We have been doing a hell of a lot in mainframes and no one seems to know. For instance, we've gone from five nines [99.999 per cent reliability] to 100 per cent. Nobody is saying that's news, but customers are really excited about it.
Do you wish CA had acquired mainframe management and analysis tools vendor, Candle? [IBM bought Candle last year].
SG: No. You know I was CTO there for 10 years? Candle in the past five years has seen its base shrink as its relevance to the market is starting to become less and less. I absolutely wouldn't want to own Omegamon. There's not enough there for us. IBM bought Candle for its human capital. Omegamon was a cult. It was a nightmare because the people were literally cultists. There was a fire at the New York Hilton when I was staying there. I had to climb down 30 or so flights of stairs in my underwear and at the bottom a guy leans over to me and says, 'Let me talk to you about Omegamon'. I said, 'This is not an appropriate conversation!'
How has CA changed over the years?
SG: [CA CEO] John Swainson is very quiet and very understated. Being his personal technician is a tough job because he's as good on the technical side as me. Customers love him from his IBM days, he's respected by them. John transformed CA to be more customer focused from a technology perspective.

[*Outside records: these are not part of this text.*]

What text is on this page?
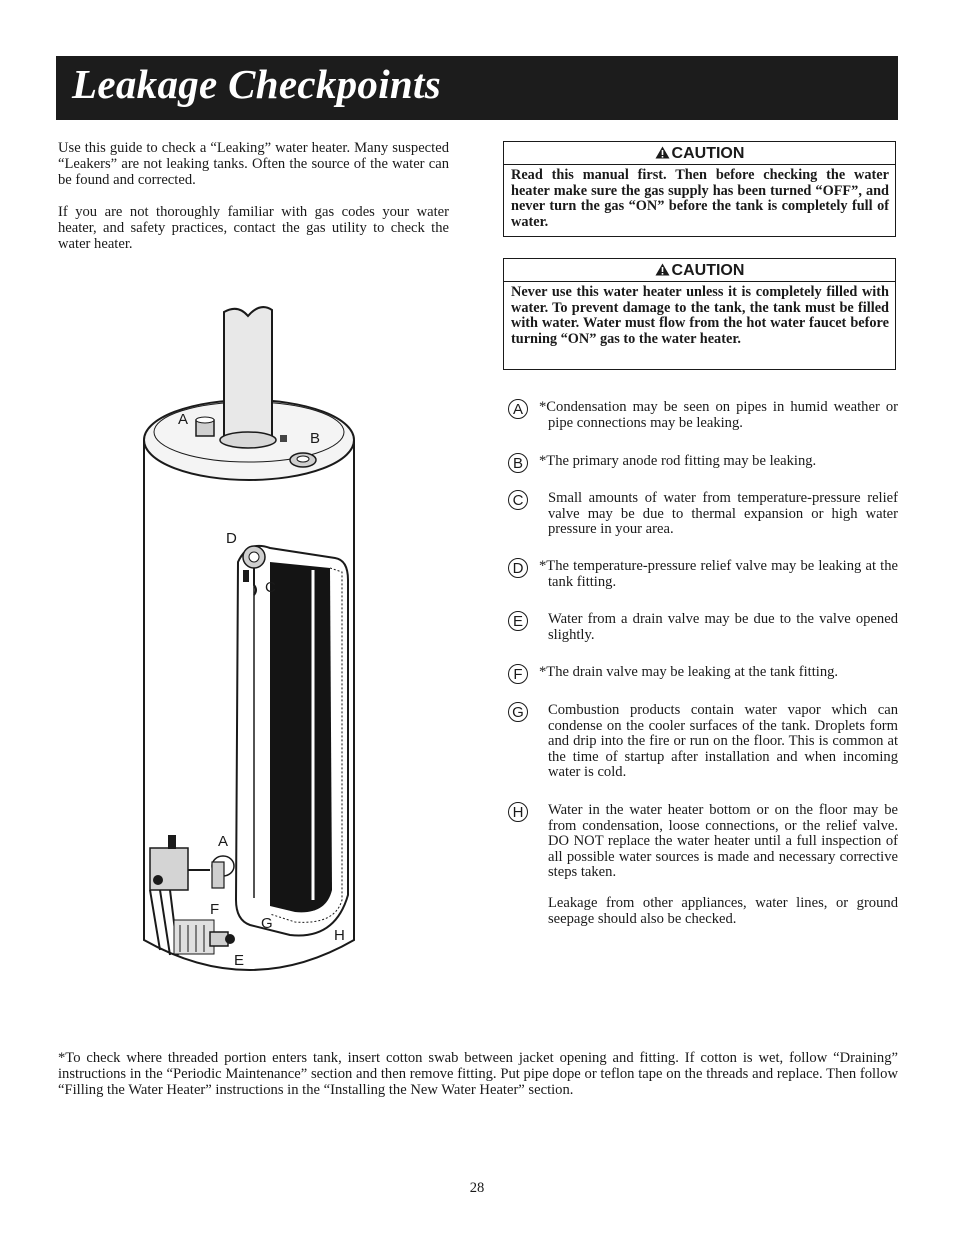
Leakage Checkpoints

Use this guide to check a “Leaking” water heater. Many suspected “Leakers” are not leaking tanks. Often the source of the water can be found and corrected.

If you are not thoroughly familiar with gas codes your water heater, and safety practices, contact the gas utility to check the water heater.

CAUTION
Read this manual first. Then before checking the water heater make sure the gas supply has been turned “OFF”, and never turn the gas “ON” before the tank is completely full of water.
CAUTION
Never use this water heater unless it is completely filled with water. To prevent damage to the tank, the tank must be filled with water. Water must flow from the hot water faucet before turning “ON” gas to the water heater.
A	*Condensation may be seen on pipes in humid weather or pipe connections may be leaking.
B	*The primary anode rod fitting may be leaking.
C	Small amounts of water from temperature-pressure relief valve may be due to thermal expansion or high water pressure in your area.
D	*The temperature-pressure relief valve may be leaking at the tank fitting.
E	Water from a drain valve may be due to the valve opened slightly.
F	*The drain valve may be leaking at the tank fitting.
G Combustion products contain water vapor which can condense on the cooler surfaces of the tank. Droplets form and drip into the fire or run on the floor. This is common at the time of startup after installation and when incoming water is cold.
H	Water in the water heater bottom or on the floor may be from condensation, loose connections, or the relief valve. DO NOT replace the water heater until a full inspection of all possible water sources is made and necessary corrective steps taken.

Leakage from other appliances, water lines, or ground seepage should also be checked.

A
B
D
C
A
F
G
H
E
*To check where threaded portion enters tank, insert cotton swab between jacket opening and fitting. If cotton is wet, follow “Draining” instructions in the “Periodic Maintenance” section and then remove fitting. Put pipe dope or teflon tape on the threads and replace. Then follow “Filling the Water Heater” instructions in the “Installing the New Water Heater” section.
28
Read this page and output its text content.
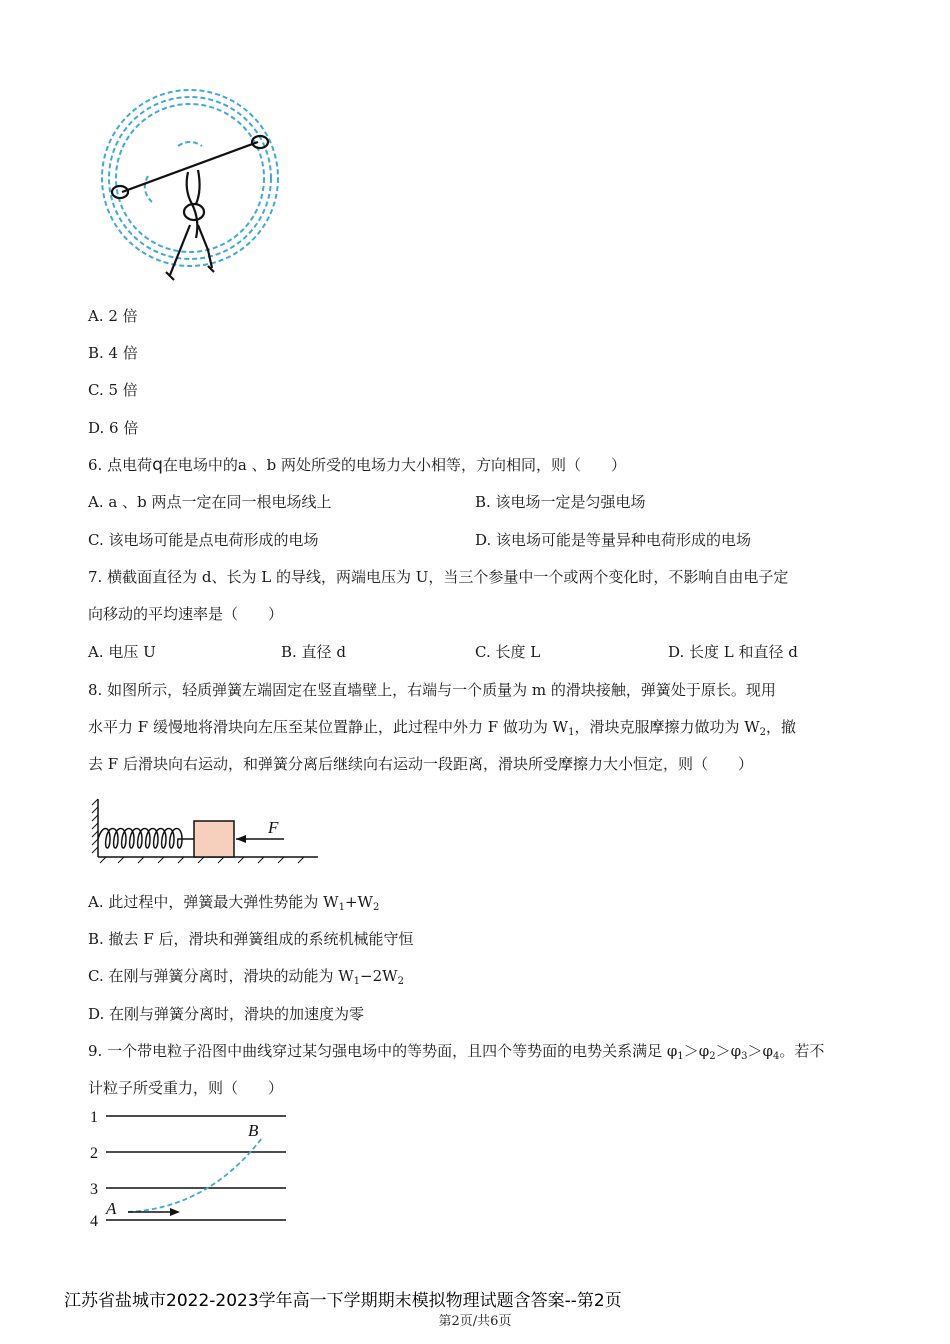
A. 2 倍
B. 4 倍
C. 5 倍
D. 6 倍
6. 点电荷q在电场中的a 、b 两处所受的电场力大小相等，方向相同，则（　　）
A. a 、b 两点一定在同一根电场线上	B. 该电场一定是匀强电场
C. 该电场可能是点电荷形成的电场	D. 该电场可能是等量异种电荷形成的电场
7. 横截面直径为 d、长为 L 的导线，两端电压为 U，当三个参量中一个或两个变化时，不影响自由电子定
向移动的平均速率是（　　）
A. 电压 U	B. 直径 d	C. 长度 L	D. 长度 L 和直径 d
8. 如图所示，轻质弹簧左端固定在竖直墙壁上，右端与一个质量为 m 的滑块接触，弹簧处于原长。现用
水平力 F 缓慢地将滑块向左压至某位置静止，此过程中外力 F 做功为 $W_1$，滑块克服摩擦力做功为 $W_2$，撤
去 F 后滑块向右运动，和弹簧分离后继续向右运动一段距离，滑块所受摩擦力大小恒定，则（　　）
F
A. 此过程中，弹簧最大弹性势能为 $W_1+W_2$
B. 撤去 F 后，滑块和弹簧组成的系统机械能守恒
C. 在刚与弹簧分离时，滑块的动能为 $W_1-2W_2$
D. 在刚与弹簧分离时，滑块的加速度为零
9. 一个带电粒子沿图中曲线穿过某匀强电场中的等势面，且四个等势面的电势关系满足 $\varphi_1>\varphi_2>\varphi_3>\varphi_4$。若不
计粒子所受重力，则（　　）
1
2
3
4
B
A
江苏省盐城市2022-2023学年高一下学期期末模拟物理试题含答案--第2页
第2页/共6页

CA's totally different. Charles [Wang, CA's cofounder, former chairman and CEO] was more into there's only one way, the CA way, or the customer can go and find themselves another product. Swainson is 'Let's create a partnership for life.' I'm tickled pink John's the CEO. The average tenure of a [customer] contract is three years now. I am now held to account on my bonus, it's tied to customer satisfaction. That's a big change.

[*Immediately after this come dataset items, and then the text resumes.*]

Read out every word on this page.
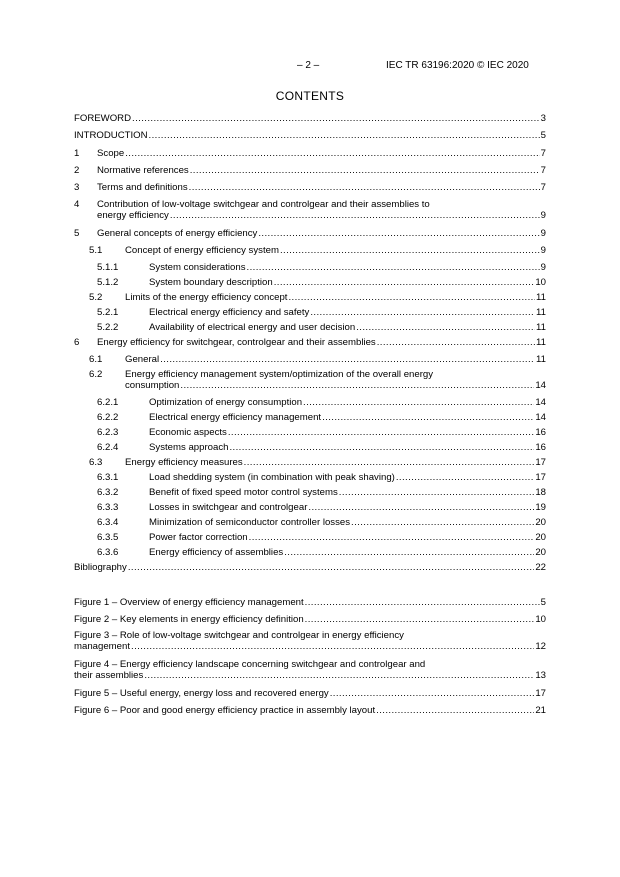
– 2 –	IEC TR 63196:2020 © IEC 2020
CONTENTS
FOREWORD .....	3
INTRODUCTION .....	5
1 Scope .....	7
2 Normative references .....	7
3 Terms and definitions .....	7
4	Contribution of low-voltage switchgear and controlgear and their assemblies to
energy efficiency .....	9
5 General concepts of energy efficiency .....	9
5.1 Concept of energy efficiency system .....	9
5.1.1	System considerations .....	9
5.1.2	System boundary description .....	10
5.2 Limits of the energy efficiency concept .....	11
5.2.1	Electrical energy efficiency and safety .....	11
5.2.2	Availability of electrical energy and user decision .....	11
6 Energy efficiency for switchgear, controlgear and their assemblies .....	11
6.1 General .....	11
6.2	Energy efficiency management system/optimization of the overall energy
consumption .....	14
6.2.1	Optimization of energy consumption .....	14
6.2.2	Electrical energy efficiency management .....	14
6.2.3	Economic aspects .....	16
6.2.4	Systems approach .....	16
6.3 Energy efficiency measures .....	17
6.3.1	Load shedding system (in combination with peak shaving) .....	17
6.3.2	Benefit of fixed speed motor control systems .....	18
6.3.3	Losses in switchgear and controlgear .....	19
6.3.4	Minimization of semiconductor controller losses .....	20
6.3.5	Power factor correction .....	20
6.3.6	Energy efficiency of assemblies .....	20
Bibliography .....	22
Figure 1 – Overview of energy efficiency management .....	5
Figure 2 – Key elements in energy efficiency definition .....	10
Figure 3 – Role of low-voltage switchgear and controlgear in energy efficiency
management .....	12
Figure 4 – Energy efficiency landscape concerning switchgear and controlgear and
their assemblies .....	13
Figure 5 – Useful energy, energy loss and recovered energy .....	17
Figure 6 – Poor and good energy efficiency practice in assembly layout .....	21
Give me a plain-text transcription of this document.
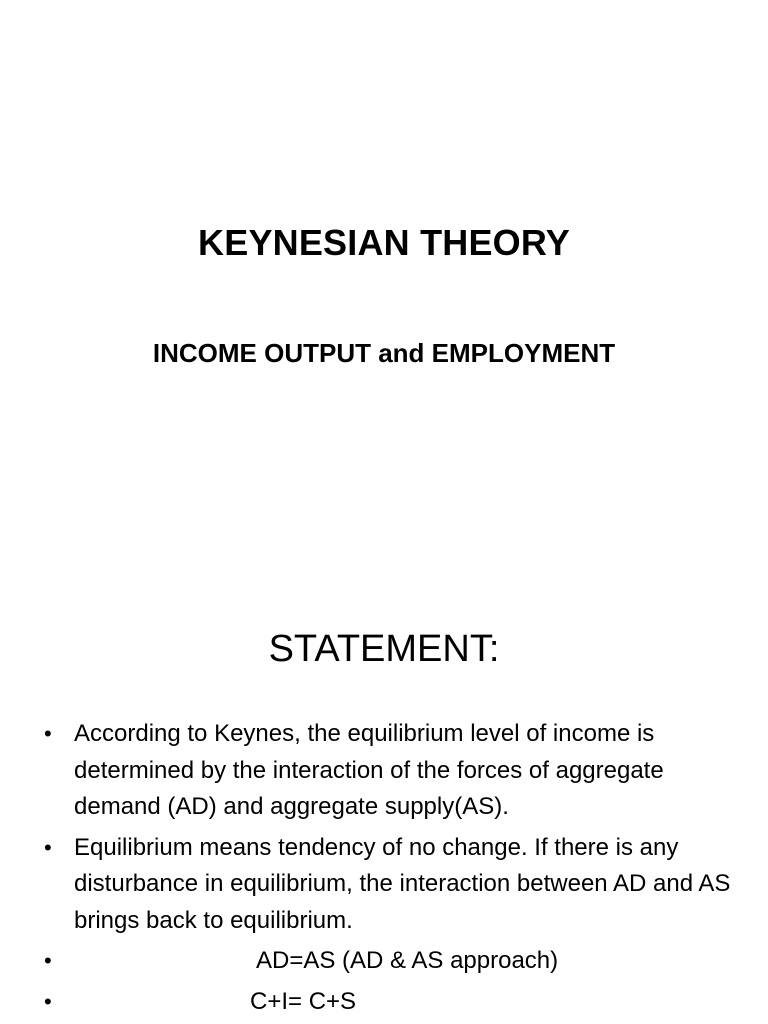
KEYNESIAN THEORY
INCOME OUTPUT and EMPLOYMENT
STATEMENT:
• According to Keynes, the equilibrium level of income is determined by the interaction of the forces of aggregate demand (AD) and aggregate supply(AS).
• Equilibrium means tendency of no change. If there is any disturbance in equilibrium, the interaction between AD and AS brings back to equilibrium.
•	AD=AS (AD & AS approach)
•	C+I= C+S
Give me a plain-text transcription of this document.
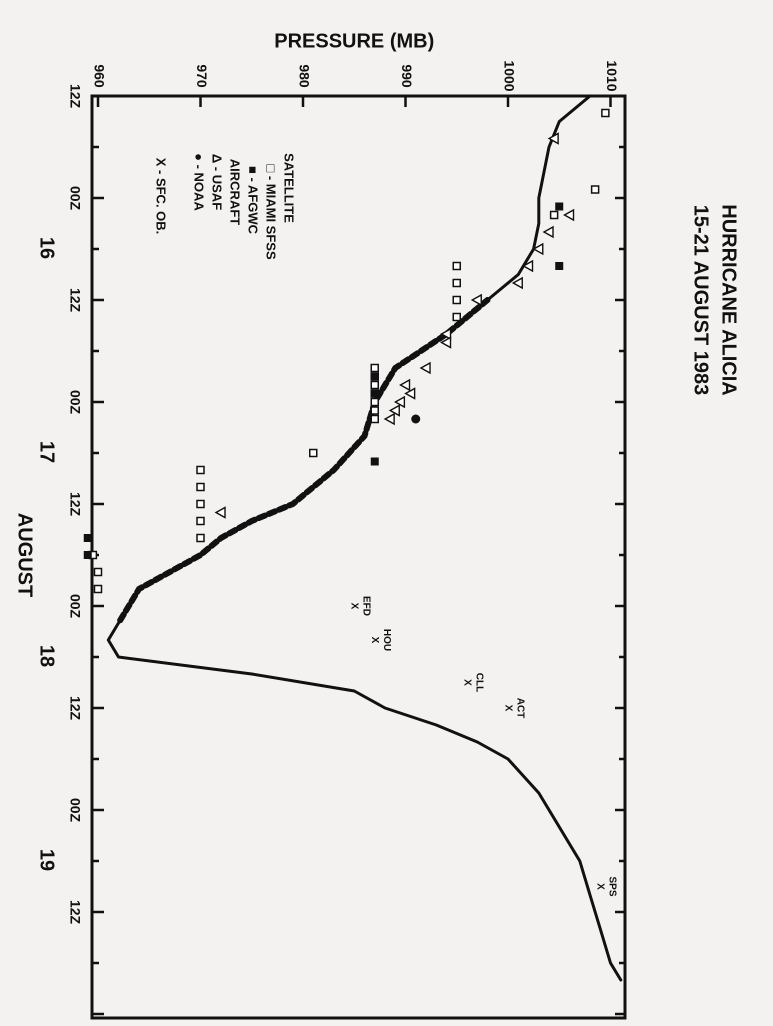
960	970	980	990	1000	1010
PRESSURE (MB)
12Z
00Z
12Z
00Z
12Z
00Z
12Z
00Z
12Z
16
17
18
19
AUGUST
SATELLITE
□ - MIAMI SFSS
■ - AFGWC
AIRCRAFT
Δ - USAF
● - NOAA
X - SFC. OB.
HURRICANE ALICIA
15-21 AUGUST 1983
X EFD
X HOU
X CLL
X ACT
X SPS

John's changed the corporation. It's now an all-star management team. The company has gone through an ethical cleansing and has come out of it extremely well. If I'd written a script about CA, I'd have said the company would've been driven into the ocean, but we came back stronger than ever.
How have CA staff further down the organisation reacted to all the changes at the top?
SG: As a management team we have looked very seriously down to the ground troops. We do surveys. They have been a bit shocked by the changes, but they've come out of it stronger and more resilient.
Have you regularly attended Share?
SG: Yes. I've been coming for the past 30 years. I come to hear what IBM's doing and its reception with the users. It's interesting, on-demand [computing] is only just catching on now and IBM announced it five years ago. People here are so hardcore mainframe, it's a feeding frenzy here as people are talking peer to peer. I like to hide my [CA] shirt and really hear what users' problems are.